While the startups of today may become the giants of tomorrow (remember Innovative Market Systems?), these are often overshadowed by the larger vendors. And if you aren't Bloomberg, how do you become a large vendor? Typically by merging with other vendors - a strategy used by Thomson Reuters, Interactive Data and Morningstar, to name a few.

To name another, let's take a look at Capital IQ, which last week acquired broker research consortium TheMarkets.com for a rumored $300 million. Standard & Poor's bought Capital IQ for $200 million in 2004 and has since been building out the service, adding functionality and plugging in lots of valuable S&P content. The vendor later combined its Compustat and ClariFi businesses with Capital IQ, building both its overall worth and its value to clients, and when the opportunity arose snapped up a copy of Reuters' research and estimates databases - which, ironically, Reuters was forced to sell to gain approval for its merger with Thomson Corp.

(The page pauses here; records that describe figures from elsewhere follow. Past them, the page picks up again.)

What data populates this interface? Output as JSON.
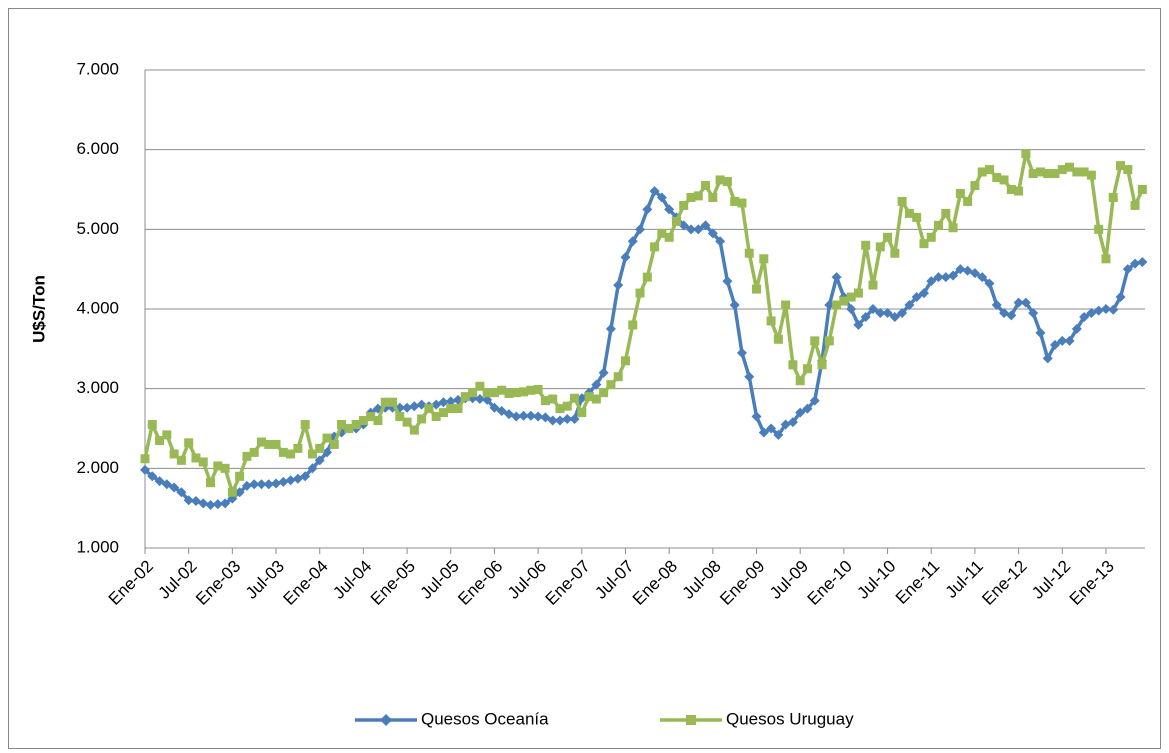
{
  "chart_data": {
    "type": "line",
    "categories": [
      "Ene-02",
      null,
      null,
      null,
      null,
      null,
      "Jul-02",
      null,
      null,
      null,
      null,
      null,
      "Ene-03",
      null,
      null,
      null,
      null,
      null,
      "Jul-03",
      null,
      null,
      null,
      null,
      null,
      "Ene-04",
      null,
      null,
      null,
      null,
      null,
      "Jul-04",
      null,
      null,
      null,
      null,
      null,
      "Ene-05",
      null,
      null,
      null,
      null,
      null,
      "Jul-05",
      null,
      null,
      null,
      null,
      null,
      "Ene-06",
      null,
      null,
      null,
      null,
      null,
      "Jul-06",
      null,
      null,
      null,
      null,
      null,
      "Ene-07",
      null,
      null,
      null,
      null,
      null,
      "Jul-07",
      null,
      null,
      null,
      null,
      null,
      "Ene-08",
      null,
      null,
      null,
      null,
      null,
      "Jul-08",
      null,
      null,
      null,
      null,
      null,
      "Ene-09",
      null,
      null,
      null,
      null,
      null,
      "Jul-09",
      null,
      null,
      null,
      null,
      null,
      "Ene-10",
      null,
      null,
      null,
      null,
      null,
      "Jul-10",
      null,
      null,
      null,
      null,
      null,
      "Ene-11",
      null,
      null,
      null,
      null,
      null,
      "Jul-11",
      null,
      null,
      null,
      null,
      null,
      "Ene-12",
      null,
      null,
      null,
      null,
      null,
      "Jul-12",
      null,
      null,
      null,
      null,
      null,
      "Ene-13",
      null,
      null,
      null,
      null,
      null
    ],
    "series": [
      {
        "name": "Quesos Oceanía",
        "color": "#4a7ebb",
        "marker": "diamond",
        "values": [
          1980,
          1900,
          1840,
          1800,
          1760,
          1700,
          1600,
          1590,
          1560,
          1540,
          1550,
          1560,
          1620,
          1700,
          1780,
          1800,
          1800,
          1800,
          1810,
          1830,
          1850,
          1870,
          1900,
          2000,
          2100,
          2200,
          2400,
          2450,
          2500,
          2500,
          2550,
          2700,
          2750,
          2760,
          2760,
          2760,
          2760,
          2780,
          2800,
          2780,
          2800,
          2830,
          2840,
          2860,
          2880,
          2880,
          2870,
          2860,
          2760,
          2720,
          2680,
          2650,
          2660,
          2660,
          2650,
          2640,
          2600,
          2600,
          2620,
          2620,
          2880,
          2950,
          3050,
          3200,
          3750,
          4300,
          4650,
          4850,
          5000,
          5250,
          5480,
          5400,
          5250,
          5150,
          5050,
          5000,
          5000,
          5050,
          4950,
          4850,
          4350,
          4050,
          3450,
          3150,
          2650,
          2450,
          2500,
          2420,
          2550,
          2580,
          2700,
          2750,
          2850,
          3350,
          4050,
          4400,
          4150,
          4000,
          3800,
          3900,
          4000,
          3950,
          3950,
          3900,
          3950,
          4050,
          4150,
          4200,
          4350,
          4400,
          4400,
          4420,
          4500,
          4480,
          4450,
          4400,
          4320,
          4050,
          3950,
          3920,
          4080,
          4080,
          3950,
          3700,
          3380,
          3550,
          3600,
          3600,
          3750,
          3900,
          3950,
          3980,
          4000,
          3990,
          4150,
          4500,
          4570,
          4590
        ]
      },
      {
        "name": "Quesos Uruguay",
        "color": "#98b954",
        "marker": "square",
        "values": [
          2120,
          2550,
          2350,
          2420,
          2180,
          2100,
          2320,
          2130,
          2080,
          1820,
          2030,
          2000,
          1700,
          1900,
          2150,
          2200,
          2330,
          2300,
          2300,
          2200,
          2180,
          2250,
          2550,
          2180,
          2250,
          2380,
          2300,
          2550,
          2500,
          2550,
          2600,
          2650,
          2600,
          2830,
          2830,
          2650,
          2580,
          2480,
          2620,
          2750,
          2650,
          2700,
          2750,
          2750,
          2900,
          2950,
          3030,
          2950,
          2950,
          2980,
          2940,
          2950,
          2960,
          2980,
          2990,
          2850,
          2870,
          2750,
          2780,
          2880,
          2700,
          2900,
          2870,
          2950,
          3050,
          3150,
          3350,
          3800,
          4200,
          4400,
          4780,
          4950,
          4900,
          5100,
          5300,
          5400,
          5420,
          5550,
          5400,
          5620,
          5600,
          5350,
          5330,
          4700,
          4250,
          4630,
          3850,
          3620,
          4050,
          3300,
          3100,
          3250,
          3600,
          3300,
          3600,
          4050,
          4100,
          4150,
          4200,
          4800,
          4300,
          4780,
          4900,
          4700,
          5350,
          5200,
          5150,
          4820,
          4900,
          5050,
          5200,
          5020,
          5450,
          5350,
          5550,
          5720,
          5750,
          5650,
          5620,
          5500,
          5480,
          5950,
          5700,
          5720,
          5700,
          5700,
          5750,
          5780,
          5720,
          5720,
          5680,
          5000,
          4630,
          5400,
          5800,
          5750,
          5300,
          5500
        ]
      }
    ],
    "y_label": "U$S/Ton",
    "ylim": [
      1000,
      7000
    ],
    "yticks": [
      {
        "value": 1000,
        "label": "1.000"
      },
      {
        "value": 2000,
        "label": "2.000"
      },
      {
        "value": 3000,
        "label": "3.000"
      },
      {
        "value": 4000,
        "label": "4.000"
      },
      {
        "value": 5000,
        "label": "5.000"
      },
      {
        "value": 6000,
        "label": "6.000"
      },
      {
        "value": 7000,
        "label": "7.000"
      }
    ],
    "grid": true,
    "legend": "bottom"
  }
}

Inevitably, when companies consolidate there is also a contraction in the market, creating a void that large vendors absorb or agile, ambitious players leap to fill. But in some cases, a consolidated vendor can address a gap that already existed. And it seems that Capital IQ may be seeking to make a play for buy-side business against larger vendors. TheMarkets chief executive David Eisner says its bank backers recognized the value of the platform's research, but also realized that the market for these services was gravitating towards full-function desktop research workstations, and decided to combine its value with someone who could provide the yin to their yang. Thus, Capital IQ will incorporate TheMarkets into an integrated research platform that combines the data assets of both businesses. And unlike many mega-mergers, the process looks less likely to be distracted or derailed by technology issues, since officials say the vendors use very similar underlying technology, making it easy for their development teams to become familiar with both solutions.

In the best-case scenario, a vendor going through a growth spurt will grow big and strong-possibly with other acquisitions along the way - and stimulate competition among service providers, benefiting end-users with keener pricing from other vendors and by providing a viable alternative to incumbent suppliers. Worst case, it becomes bloated and sluggish, as more acquisitions weigh it down, making it even less competitive and more complacent.

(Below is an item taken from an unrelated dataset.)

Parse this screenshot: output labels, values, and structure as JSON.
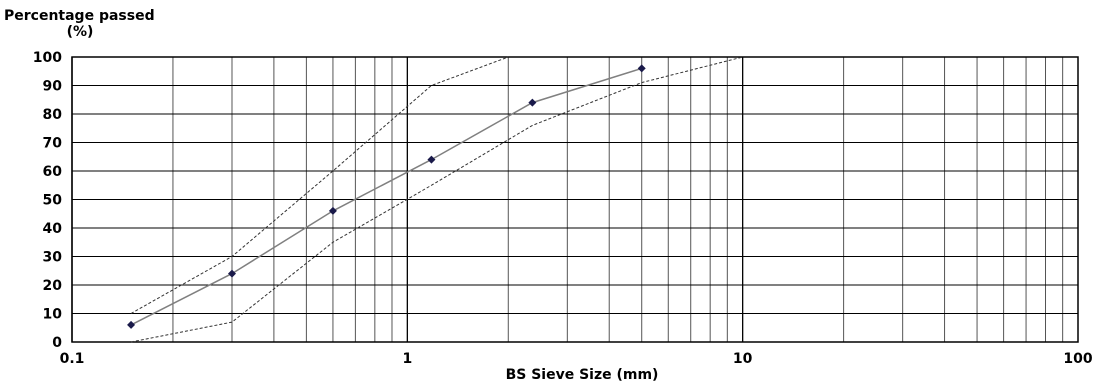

But in this case, S&P seems to have an aggressive strategy to nurture its offspring: Douglas Taylor of Burton-Taylor International Consulting estimates annual spend on financial data by the investment banking sector - Capital IQ's core base - to be around $1.2 billion globally. "But the investment management industry spends around $4.7 billion on financial information, so for a reported purchase price of only $300 million, Capital IQ has expanded its addressable market by $5 billion," he says.

Finally, speaking of offspring, congratulations to IMD's US reporter Vicki Chan, who gave birth to a daughter last week. Vicki will be able to report on this breaking news personally when she rejoins us in the New Year. Until then, we offer our best wishes to Vicki, husband Mike and baby Zooey.